Allelic richness is highly impacted by population reduction because of the rapid elimination of rare alleles (Cornuet & Luikart 1996). Consequently, it is unclear how Struebig et al. (2011) can detect a loss of rare alleles from populations based on data estimated from only a few individuals. For instance, the Kp30 locus used by the authors in the genetic analysis of K. papillosa shows 19 alleles across a sample of 22 individuals (Struebig et al. 2008). In this case, the apparent reduction in allelic richness observed for K. papillosa by Struebig et al. (2011) cannot reliably be attributed to forest fragmentation because the sample size analysed was not adequate to detect rare alleles and was, therefore, insufficient to assess their loss. Critically, although the rarefaction method they employ returns a reassuringly narrow confidence interval on allelic richness estimated from very small population samples, those samples are likely to be a very poor representation of the population from which they are derived (Leberg 2002). With issues as complex as habitat fragmentation and the SGDC, no comparable study to Struebig et al.’s (2011) study has used such limited samples (Vellend 2004; Cleary et al. 2006; He et al. 2008; Evanno et al. 2009).
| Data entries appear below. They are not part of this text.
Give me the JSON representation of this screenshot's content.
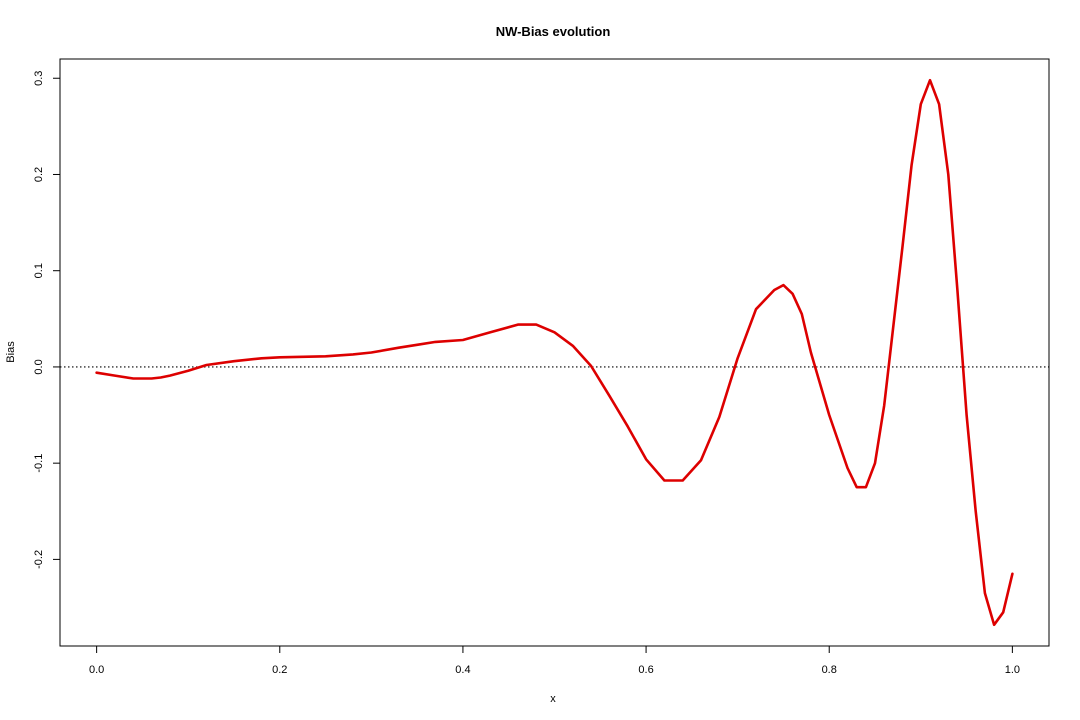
{
  "chart_data": {
    "type": "line",
    "title": "NW-Bias evolution",
    "xlabel": "x",
    "ylabel": "Bias",
    "xlim": [
      -0.04,
      1.04
    ],
    "ylim": [
      -0.29,
      0.32
    ],
    "x_ticks": [
      0.0,
      0.2,
      0.4,
      0.6,
      0.8,
      1.0
    ],
    "x_tick_labels": [
      "0.0",
      "0.2",
      "0.4",
      "0.6",
      "0.8",
      "1.0"
    ],
    "y_ticks": [
      -0.2,
      -0.1,
      0.0,
      0.1,
      0.2,
      0.3
    ],
    "y_tick_labels": [
      "-0.2",
      "-0.1",
      "0.0",
      "0.1",
      "0.2",
      "0.3"
    ],
    "reference_line": {
      "y": 0.0,
      "style": "dotted",
      "color": "#000000"
    },
    "grid": false,
    "legend": "none",
    "series": [
      {
        "color": "#dd0000",
        "x": [
          0.0,
          0.02,
          0.04,
          0.06,
          0.07,
          0.08,
          0.1,
          0.12,
          0.15,
          0.18,
          0.2,
          0.25,
          0.28,
          0.3,
          0.33,
          0.35,
          0.37,
          0.4,
          0.43,
          0.46,
          0.48,
          0.5,
          0.52,
          0.54,
          0.56,
          0.58,
          0.6,
          0.62,
          0.64,
          0.66,
          0.68,
          0.7,
          0.72,
          0.74,
          0.75,
          0.76,
          0.77,
          0.78,
          0.8,
          0.82,
          0.83,
          0.84,
          0.85,
          0.86,
          0.88,
          0.89,
          0.9,
          0.91,
          0.92,
          0.93,
          0.94,
          0.95,
          0.96,
          0.97,
          0.98,
          0.99,
          1.0
        ],
        "y": [
          -0.006,
          -0.009,
          -0.012,
          -0.012,
          -0.011,
          -0.009,
          -0.004,
          0.002,
          0.006,
          0.009,
          0.01,
          0.011,
          0.013,
          0.015,
          0.02,
          0.023,
          0.026,
          0.028,
          0.036,
          0.044,
          0.044,
          0.036,
          0.022,
          0.001,
          -0.03,
          -0.062,
          -0.096,
          -0.118,
          -0.118,
          -0.097,
          -0.052,
          0.009,
          0.06,
          0.08,
          0.085,
          0.076,
          0.055,
          0.015,
          -0.05,
          -0.105,
          -0.125,
          -0.125,
          -0.1,
          -0.04,
          0.125,
          0.21,
          0.273,
          0.298,
          0.273,
          0.2,
          0.08,
          -0.05,
          -0.15,
          -0.235,
          -0.268,
          -0.255,
          -0.215
        ]
      }
    ]
  }
}
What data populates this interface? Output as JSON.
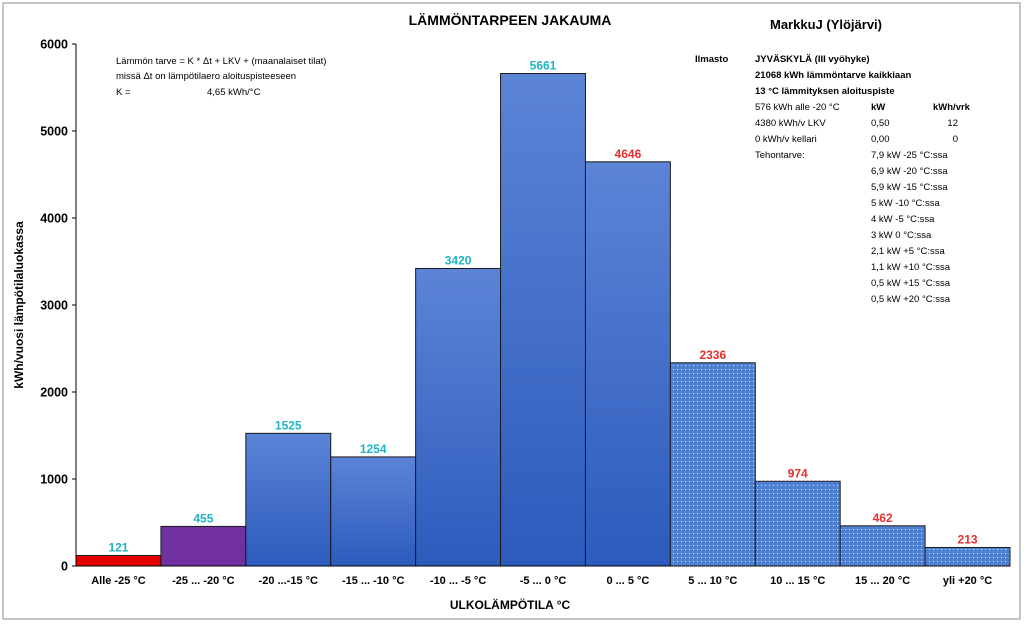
{
  "chart_data": {
    "type": "bar",
    "title": "LÄMMÖNTARPEEN JAKAUMA",
    "author": "MarkkuJ (Ylöjärvi)",
    "xlabel": "ULKOLÄMPÖTILA °C",
    "ylabel": "kWh/vuosi lämpötilaluokassa",
    "ylim": [
      0,
      6000
    ],
    "yticks": [
      "0",
      "1000",
      "2000",
      "3000",
      "4000",
      "5000",
      "6000"
    ],
    "grid": false,
    "categories": [
      "Alle -25 °C",
      "-25 ... -20 °C",
      "-20 ...-15 °C",
      "-15 ... -10 °C",
      "-10 ... -5 °C",
      "-5 ... 0 °C",
      "0 ... 5 °C",
      "5 ... 10 °C",
      "10 ... 15 °C",
      "15 ... 20 °C",
      "yli +20 °C"
    ],
    "values": [
      121,
      455,
      1525,
      1254,
      3420,
      5661,
      4646,
      2336,
      974,
      462,
      213
    ],
    "value_labels": [
      "121",
      "455",
      "1525",
      "1254",
      "3420",
      "5661",
      "4646",
      "2336",
      "974",
      "462",
      "213"
    ],
    "bar_styles": [
      "red",
      "purple",
      "blue",
      "blue",
      "blue",
      "blue",
      "blue",
      "dotted",
      "dotted",
      "dotted",
      "dotted"
    ],
    "label_colors": [
      "teal",
      "teal",
      "teal",
      "teal",
      "teal",
      "teal",
      "red",
      "red",
      "red",
      "red",
      "red"
    ]
  },
  "colors": {
    "red": "#e60000",
    "purple": "#7030a0",
    "blue": "#3a6cc9",
    "dotted": "#4f81d0",
    "teal": "#1fb3c4",
    "label_red": "#e8302e",
    "axis": "#000000"
  },
  "formula": {
    "line1": "Lämmön tarve =  K * Δt + LKV + (maanalaiset tilat)",
    "line2": "missä Δt on lämpötilaero aloituspisteeseen",
    "k_label": "K =",
    "k_value": "4,65 kWh/°C"
  },
  "info": {
    "climate_label": "Ilmasto",
    "climate_value": "JYVÄSKYLÄ (III vyöhyke)",
    "total": "21068  kWh lämmöntarve kaikkiaan",
    "start_point": "13  °C lämmityksen aloituspiste",
    "below20": "576  kWh alle -20 °C",
    "col_kw": "kW",
    "col_kwhvrk": "kWh/vrk",
    "lkv_label": "4380  kWh/v  LKV",
    "lkv_kw": "0,50",
    "lkv_kwhvrk": "12",
    "kellari_label": "0  kWh/v  kellari",
    "kellari_kw": "0,00",
    "kellari_kwhvrk": "0",
    "power_label": "Tehontarve:",
    "power_lines": [
      "7,9  kW  -25 °C:ssa",
      "6,9  kW  -20 °C:ssa",
      "5,9  kW  -15 °C:ssa",
      "5  kW  -10 °C:ssa",
      "4  kW  -5 °C:ssa",
      "3  kW  0 °C:ssa",
      "2,1  kW  +5 °C:ssa",
      "1,1  kW  +10 °C:ssa",
      "0,5  kW  +15 °C:ssa",
      "0,5  kW  +20 °C:ssa"
    ]
  }
}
To explore the effect of small sample size on the results reported for K. papillosa by Struebig et al. (2011), we used the Pearson correlation coefficient between allelic richness and log10 area from data presented by Struebig et al. (2011), log10 transforming area due to reduced heteroscedasticity. Like Struebig et al. (2011), we find a significant correlation between variables (N = 16, Pearson r = 0.57, P = 0.023, see Fig. 1A). However, when samples with <6 individuals are excluded from the analysis, there is no significant correlation between habitat area and the allelic richness (fragments and continuous forest samples: N = 13, Pearson r = 0.43, P = 0.146, see Fig. 1B; fragments only: N = 8, Pearson r = 0.39, P = 0.341). Furthermore, the relationship between mean number of alleles per locus and sample size becomes stronger when small samples are excluded (rising from r = 0.64 with all samples to r = 0.84 with sample sizes ≥10; both significant at P = 0.05), suggesting overall that the results observed by Struebig et al. (2011) for K. papillosa are significantly biased by the very small sample sizes included in this study. In effect, the positive SGDC reported appears to be driven by only three small population samples in a single species.
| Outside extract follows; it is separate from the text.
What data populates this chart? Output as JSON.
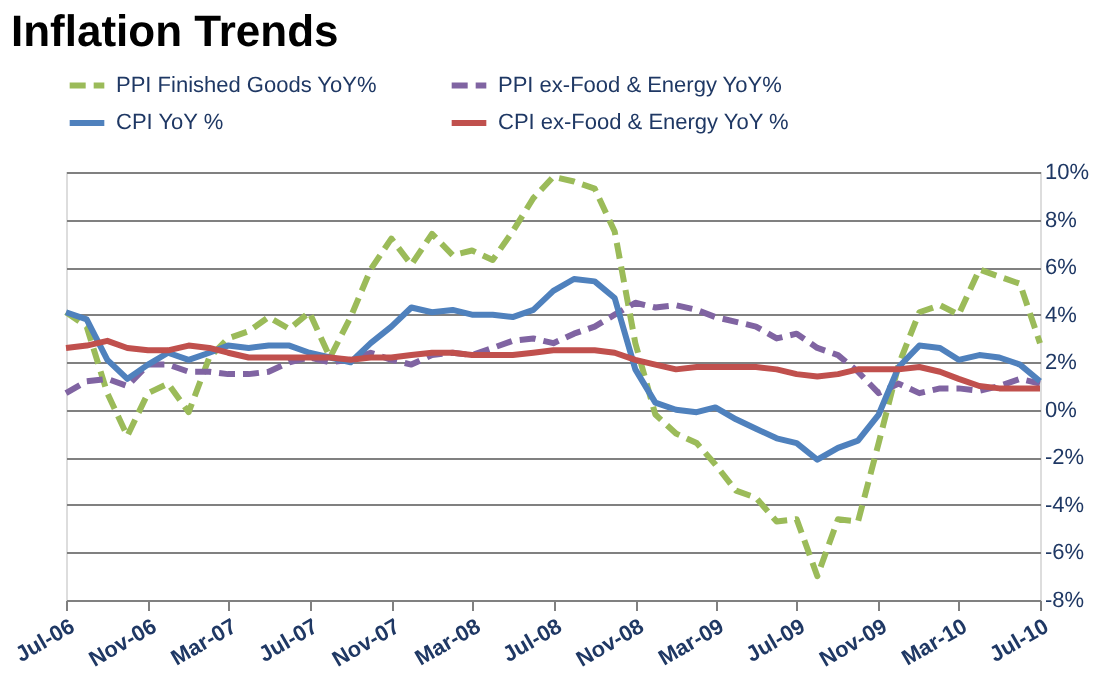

As reduction in population sizes will become more common because of habitat fragmentation and degradation, it is paramount that we understand the impact of habitat reduction on diversity both within and between species. However, it is equally important that data assessing the relationship between these measures are sufficient in order that conclusions be robust. Whilst the work by Struebig et al. (2011) remains highly valuable overall in its contribution to conservation biology, it does not lend strong support to the proposed SGDC. Further work based on greater sample sizes and additional measures, such as the reduction in genetically effective population size (Ne), is required to adequately assess this rule.